Why China’s Rise in the Americas Isn’t a Threat

Beyond the Monroe Mindset.

By Mehmet Enes Beşer

In recent years, China’s increasing presence throughout Latin America and the Caribbean has alarmed U.S. policymakers and analysts. From Andean construction projects to online investments throughout the Caribbean, Beijing’s economic footprint is growing—and with it, anxiety in Washington that U.S. influence in its self-declared backyard is under siege. But framing China’s overtures to the Americas as an intrusion to be spurned, rather than a shifting economic reality to be understood, is a stubborn clinging to the Monroe Doctrine—a 200-year-old geopolitical paradigm whose expiration date was long past.

The fact is that China’s ties with Latin America are not only strengthening, but widely accepted across the region. With few political strings attached, with lots of money, and with a record for delivering infrastructure in a timely manner, China presents governments in the Global South alternatives that the United States and allies often have not provided. In fact, the majority of Latin American countries see China less as a rival to Washington and one that is hostile to their development aspirations but rather as a collaborator in a multipolar world without proselytizing over political alignment or macroeconomic orthodoxy.

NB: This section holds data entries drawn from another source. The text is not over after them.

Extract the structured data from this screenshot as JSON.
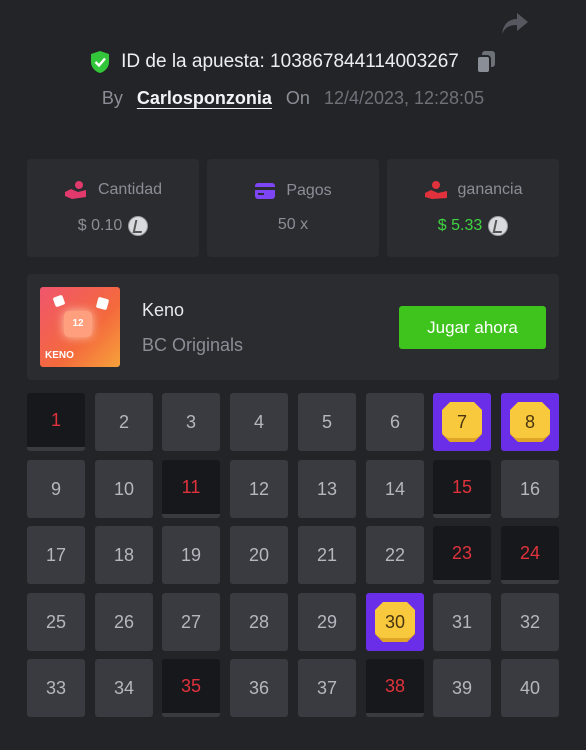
{
  "header": {
    "bet_id_label": "ID de la apuesta: 103867844114003267",
    "by_label": "By",
    "user": "Carlosponzonia",
    "on_label": "On",
    "date": "12/4/2023, 12:28:05"
  },
  "stats": [
    {
      "label": "Cantidad",
      "value": "$ 0.10",
      "icon": "hand-coins-icon"
    },
    {
      "label": "Pagos",
      "value": "50 x",
      "icon": "card-icon"
    },
    {
      "label": "ganancia",
      "value": "$ 5.33",
      "icon": "user-hand-icon"
    }
  ],
  "game": {
    "name": "Keno",
    "provider": "BC Originals",
    "play_label": "Jugar ahora",
    "thumb_number": "12",
    "thumb_label": "KENO"
  },
  "colors": {
    "accent_green": "#3ec41c",
    "hit_purple": "#6a2de8",
    "miss_red": "#e0323c"
  },
  "grid": {
    "cells": [
      {
        "n": "1",
        "s": "miss"
      },
      {
        "n": "2",
        "s": "plain"
      },
      {
        "n": "3",
        "s": "plain"
      },
      {
        "n": "4",
        "s": "plain"
      },
      {
        "n": "5",
        "s": "plain"
      },
      {
        "n": "6",
        "s": "plain"
      },
      {
        "n": "7",
        "s": "hit"
      },
      {
        "n": "8",
        "s": "hit"
      },
      {
        "n": "9",
        "s": "plain"
      },
      {
        "n": "10",
        "s": "plain"
      },
      {
        "n": "11",
        "s": "miss"
      },
      {
        "n": "12",
        "s": "plain"
      },
      {
        "n": "13",
        "s": "plain"
      },
      {
        "n": "14",
        "s": "plain"
      },
      {
        "n": "15",
        "s": "miss"
      },
      {
        "n": "16",
        "s": "plain"
      },
      {
        "n": "17",
        "s": "plain"
      },
      {
        "n": "18",
        "s": "plain"
      },
      {
        "n": "19",
        "s": "plain"
      },
      {
        "n": "20",
        "s": "plain"
      },
      {
        "n": "21",
        "s": "plain"
      },
      {
        "n": "22",
        "s": "plain"
      },
      {
        "n": "23",
        "s": "miss"
      },
      {
        "n": "24",
        "s": "miss"
      },
      {
        "n": "25",
        "s": "plain"
      },
      {
        "n": "26",
        "s": "plain"
      },
      {
        "n": "27",
        "s": "plain"
      },
      {
        "n": "28",
        "s": "plain"
      },
      {
        "n": "29",
        "s": "plain"
      },
      {
        "n": "30",
        "s": "hit"
      },
      {
        "n": "31",
        "s": "plain"
      },
      {
        "n": "32",
        "s": "plain"
      },
      {
        "n": "33",
        "s": "plain"
      },
      {
        "n": "34",
        "s": "plain"
      },
      {
        "n": "35",
        "s": "miss"
      },
      {
        "n": "36",
        "s": "plain"
      },
      {
        "n": "37",
        "s": "plain"
      },
      {
        "n": "38",
        "s": "miss"
      },
      {
        "n": "39",
        "s": "plain"
      },
      {
        "n": "40",
        "s": "plain"
      }
    ]
  }
}
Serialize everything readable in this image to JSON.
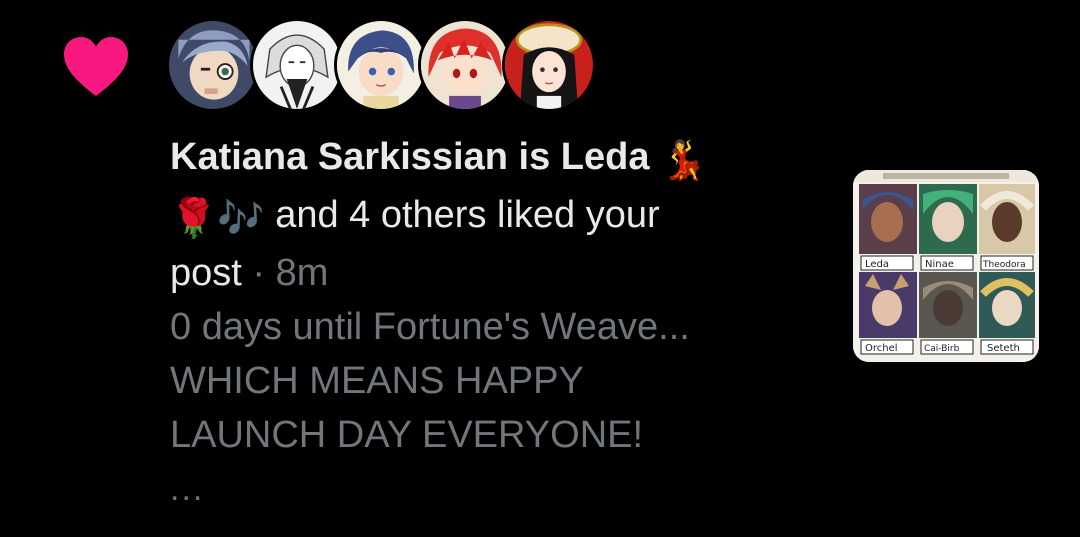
{
  "notification": {
    "type_icon": "heart-icon",
    "accent_color": "#f91880",
    "actor_name": "Katiana Sarkissian is Leda",
    "actor_emoji": "💃",
    "emoji_line": "🌹🎶",
    "action_text": " and 4 others liked your",
    "action_text_2": "post",
    "separator": " · ",
    "time": "8m",
    "post_preview": {
      "line1": "0 days until Fortune's Weave...",
      "line2": "WHICH MEANS HAPPY",
      "line3": "LAUNCH DAY EVERYONE!"
    },
    "ellipsis": "...",
    "thumbnail_labels": [
      "Leda",
      "Ninae",
      "Theodora",
      "Orchel",
      "Cai-Birb",
      "Seteth"
    ],
    "avatars": [
      {
        "name": "avatar-1",
        "bg": "#9aa7c7"
      },
      {
        "name": "avatar-2",
        "bg": "#e8e8e8"
      },
      {
        "name": "avatar-3",
        "bg": "#f3efe2"
      },
      {
        "name": "avatar-4",
        "bg": "#f0e6d8"
      },
      {
        "name": "avatar-5",
        "bg": "#c8201c"
      }
    ]
  }
}
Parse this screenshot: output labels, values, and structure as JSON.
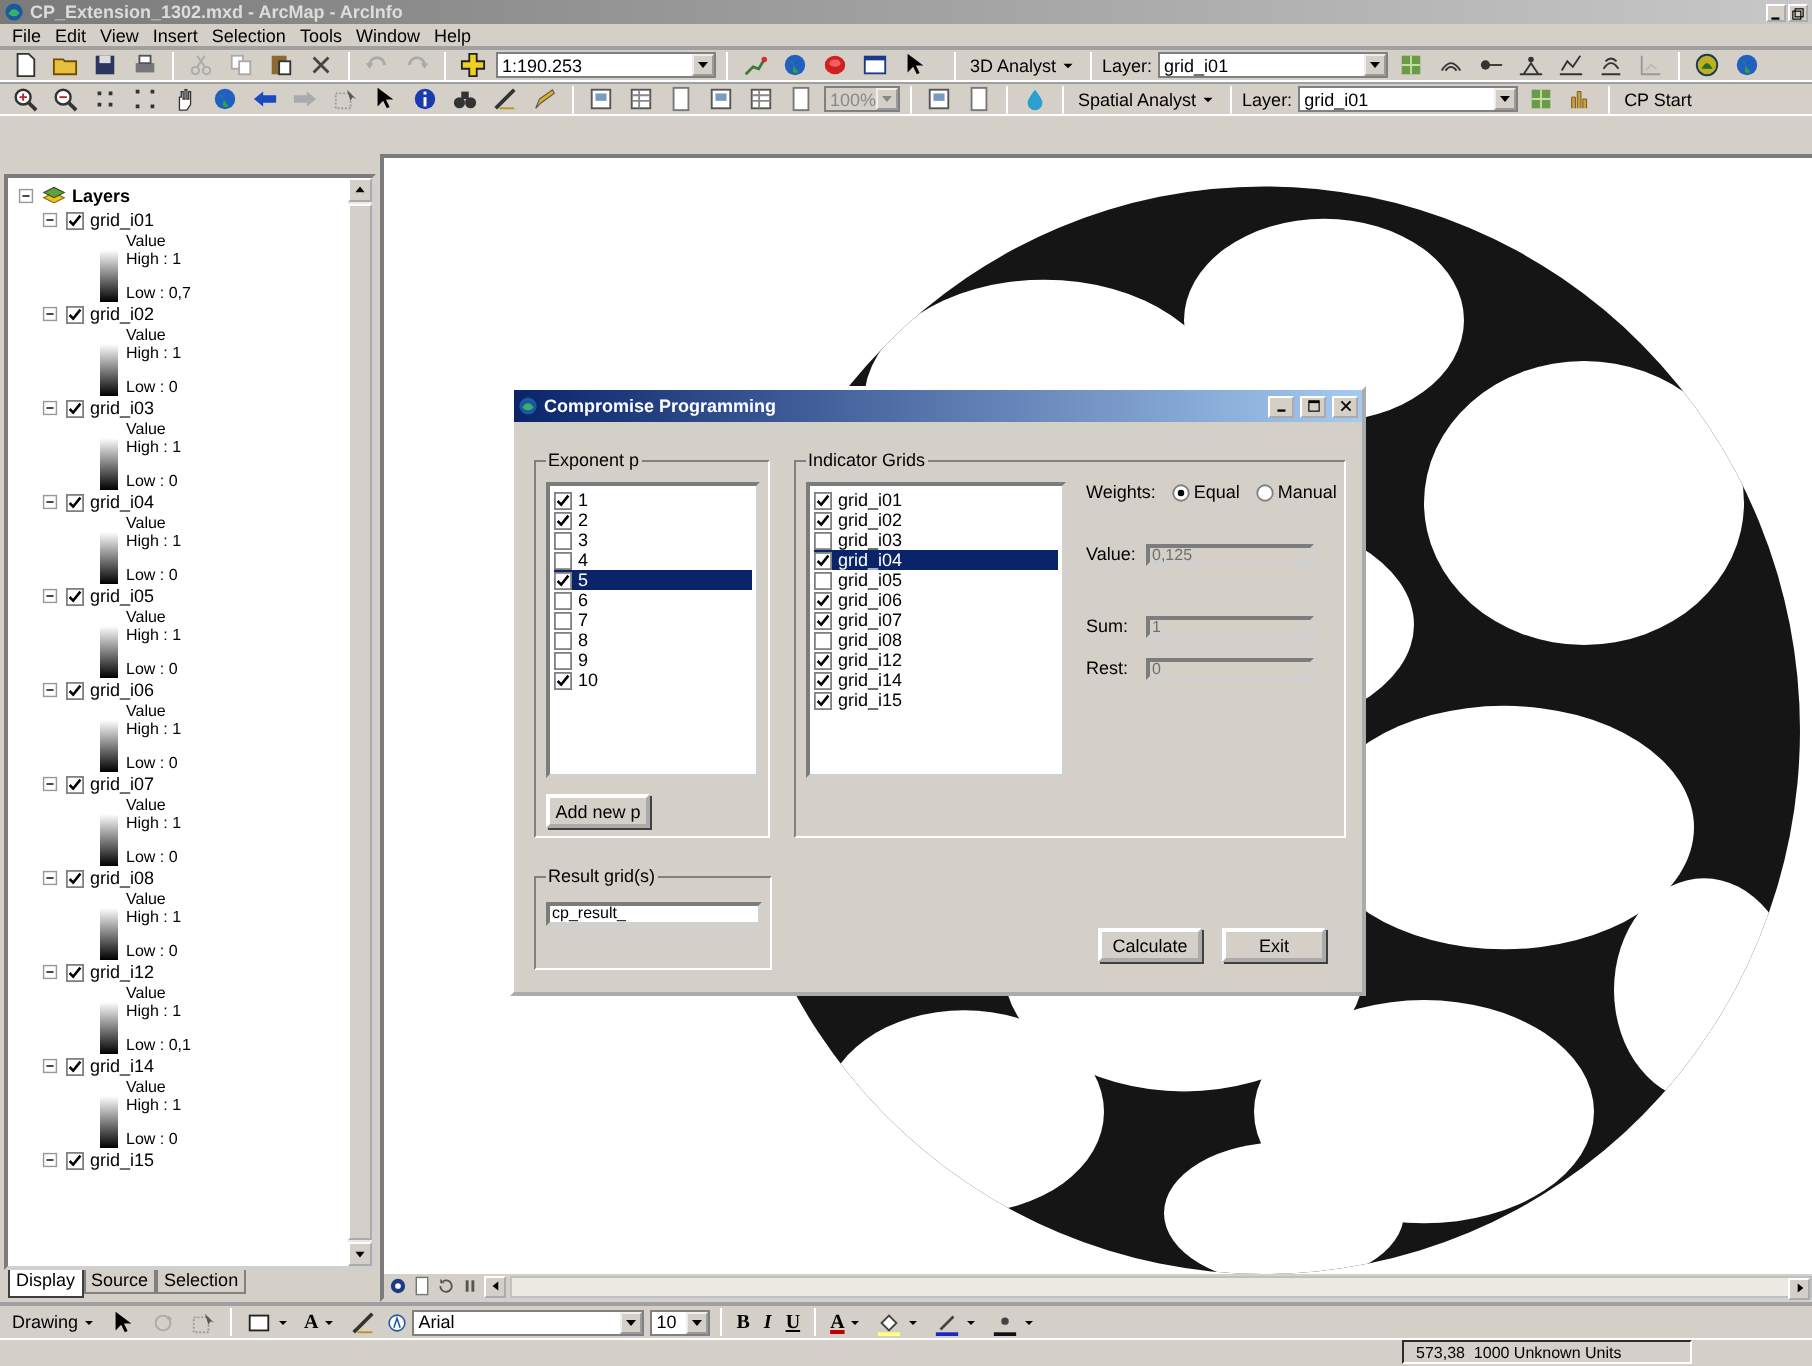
{
  "window": {
    "title": "CP_Extension_1302.mxd - ArcMap - ArcInfo"
  },
  "menu": [
    "File",
    "Edit",
    "View",
    "Insert",
    "Selection",
    "Tools",
    "Window",
    "Help"
  ],
  "standard_toolbar": {
    "scale": "1:190.253",
    "extension_menu": "3D Analyst",
    "layer_label": "Layer:",
    "layer": "grid_i01"
  },
  "spatial_toolbar": {
    "zoom": "100%",
    "extension_menu": "Spatial Analyst",
    "layer_label": "Layer:",
    "layer": "grid_i01",
    "button": "CP Start"
  },
  "toc": {
    "root": "Layers",
    "layers": [
      {
        "name": "grid_i01",
        "checked": true,
        "field": "Value",
        "high": "High : 1",
        "low": "Low : 0,7"
      },
      {
        "name": "grid_i02",
        "checked": true,
        "field": "Value",
        "high": "High : 1",
        "low": "Low : 0"
      },
      {
        "name": "grid_i03",
        "checked": true,
        "field": "Value",
        "high": "High : 1",
        "low": "Low : 0"
      },
      {
        "name": "grid_i04",
        "checked": true,
        "field": "Value",
        "high": "High : 1",
        "low": "Low : 0"
      },
      {
        "name": "grid_i05",
        "checked": true,
        "field": "Value",
        "high": "High : 1",
        "low": "Low : 0"
      },
      {
        "name": "grid_i06",
        "checked": true,
        "field": "Value",
        "high": "High : 1",
        "low": "Low : 0"
      },
      {
        "name": "grid_i07",
        "checked": true,
        "field": "Value",
        "high": "High : 1",
        "low": "Low : 0"
      },
      {
        "name": "grid_i08",
        "checked": true,
        "field": "Value",
        "high": "High : 1",
        "low": "Low : 0"
      },
      {
        "name": "grid_i12",
        "checked": true,
        "field": "Value",
        "high": "High : 1",
        "low": "Low : 0,1"
      },
      {
        "name": "grid_i14",
        "checked": true,
        "field": "Value",
        "high": "High : 1",
        "low": "Low : 0"
      },
      {
        "name": "grid_i15",
        "checked": true
      }
    ]
  },
  "toc_tabs": [
    {
      "label": "Display",
      "selected": true
    },
    {
      "label": "Source",
      "selected": false
    },
    {
      "label": "Selection",
      "selected": false
    }
  ],
  "dialog": {
    "title": "Compromise Programming",
    "exponent": {
      "label": "Exponent p",
      "items": [
        {
          "label": "1",
          "checked": true,
          "selected": false
        },
        {
          "label": "2",
          "checked": true,
          "selected": false
        },
        {
          "label": "3",
          "checked": false,
          "selected": false
        },
        {
          "label": "4",
          "checked": false,
          "selected": false
        },
        {
          "label": "5",
          "checked": true,
          "selected": true
        },
        {
          "label": "6",
          "checked": false,
          "selected": false
        },
        {
          "label": "7",
          "checked": false,
          "selected": false
        },
        {
          "label": "8",
          "checked": false,
          "selected": false
        },
        {
          "label": "9",
          "checked": false,
          "selected": false
        },
        {
          "label": "10",
          "checked": true,
          "selected": false
        }
      ],
      "add_button": "Add new p"
    },
    "indicators": {
      "label": "Indicator Grids",
      "items": [
        {
          "label": "grid_i01",
          "checked": true,
          "selected": false
        },
        {
          "label": "grid_i02",
          "checked": true,
          "selected": false
        },
        {
          "label": "grid_i03",
          "checked": false,
          "selected": false
        },
        {
          "label": "grid_i04",
          "checked": true,
          "selected": true
        },
        {
          "label": "grid_i05",
          "checked": false,
          "selected": false
        },
        {
          "label": "grid_i06",
          "checked": true,
          "selected": false
        },
        {
          "label": "grid_i07",
          "checked": true,
          "selected": false
        },
        {
          "label": "grid_i08",
          "checked": false,
          "selected": false
        },
        {
          "label": "grid_i12",
          "checked": true,
          "selected": false
        },
        {
          "label": "grid_i14",
          "checked": true,
          "selected": false
        },
        {
          "label": "grid_i15",
          "checked": true,
          "selected": false
        }
      ]
    },
    "weights": {
      "label": "Weights:",
      "options": [
        {
          "label": "Equal",
          "selected": true
        },
        {
          "label": "Manual",
          "selected": false
        }
      ]
    },
    "fields": [
      {
        "label": "Value:",
        "value": "0,125",
        "disabled": true
      },
      {
        "label": "Sum:",
        "value": "1",
        "disabled": true
      },
      {
        "label": "Rest:",
        "value": "0",
        "disabled": true
      }
    ],
    "result": {
      "label": "Result grid(s)",
      "value": "cp_result_"
    },
    "buttons": [
      "Calculate",
      "Exit"
    ]
  },
  "drawing_toolbar": {
    "menu": "Drawing",
    "text_tool": "A",
    "font": "Arial",
    "size": "10",
    "bold": "B",
    "italic": "I",
    "underline": "U",
    "font_color": "A"
  },
  "status_bar": {
    "coordinates": "573,38  1000 Unknown Units"
  }
}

Take trade, for instance. China is now the top trading partner of major Latin American economies such as Brazil, Chile, and Peru. It also supplies electronics, machinery, and telecommunications equipment and in turn imports bulk copper, lithium, soybeans, and petroleum. All that has supported funding of GDP growth, balanced commodity prices, as well as ensured nations survived world economic downturns. Chinese enterprises have also pumped vast amounts in physical infrastructure—terminals, railway systems, motorways—beneath driving improvement of regional connectivity and international trade competitiveness.

Critics object that these investments are strings-attached propositions: debt traps, political blackmail, or Democratic dismemberment. With good faith and openness clearly having priority, however, empirical evidence of widespread coercive dependence on debt is thin. In fact, some countries—like Ecuador and Argentina—have negotiated their terms with China when needed. The implication that Latin America is blindly moving into Beijing’s orbit undermines the agency and pragmatism of governments acting on national interest, not ideological convergence.

Moreover, China’s presence has encouraged to spur industries long overlooked by Western players. In clean energy, for example, Chinese firms are spearheading solar and wind energy growth in nations like Mexico and Argentina. In digital infrastructure, Huawei and others are building networks that stretch out connectivity to disadvantaged areas. Data sovereignty and cybersecurity issues are real, but the response is not to block China entirely but to establish regional norms and standards that respect privacy while ensuring access to technological innovation.

Most notable is Washington’s reflexive antipathy toward these developments. The Monroe Doctrine, openly declared or implicit, continues to cast a long shadow over US policy in the region. It is a zero-sum game where any Chinese gain is an American loss. Such an approach is contrary to the economic and political pluralism of the 21st century. Latin America is not a pawn to be defended or recovered—it is a group of sovereign nations with different interests, capable of negotiating with a number of partners simultaneously.

Rather than seeking to “counter” China in Latin America, the United States must seek to offer a better alternative. That is, investing in green energy and infrastructure as aggressively as China is doing. It is treating regional allies like adults, rather than junior partners. And it is acknowledging that today’s influence is won by responding, rather than by exercising at some earlier moment assertions of hegemony. It is possible to engage in strategic competition without appealing to geopolitical patronage.

And there is also scope for trilateral cooperation. In climate, public health, and disaster resilience in the Americas, China and America share common interests. Joint ventures, co-funded projects, or regional institutions featuring both powers would help depoliticize interaction and avoid having Latin American nations believe that they have to take sides between two economic giants. The reality is that China is not vanishing, nor its appeal waning. The question is whether America is prepared to adjust to this new normal—or cling to a doctrine that must be consigned to the dustbin of history.

Conclusion

China’s increasing relations with the Americas are not an invasion—a hostile takeover, even—they are a reaction to demand. Latin American and Caribbean governments are looking for growth, connectedness, and diversified relations. China is providing on much of that. Far from fighting this trend, Washington would be well advised to try to understand it, to learn from it, and to cooperate with it.

If the United States continues to regard China’s presence in Latin America through the outdated prism of the Monroe Doctrine, it will miss the opportunity to redefine its own relationship with the region. But if it accepts the independence of Latin American states and consults them on an equal footing, it may discover that influence in the 21st century is less about exclusion than inclusion. The hemisphere is not shrinking—it’s becoming global. The faster Washington evolves, the stronger its future in the region will be.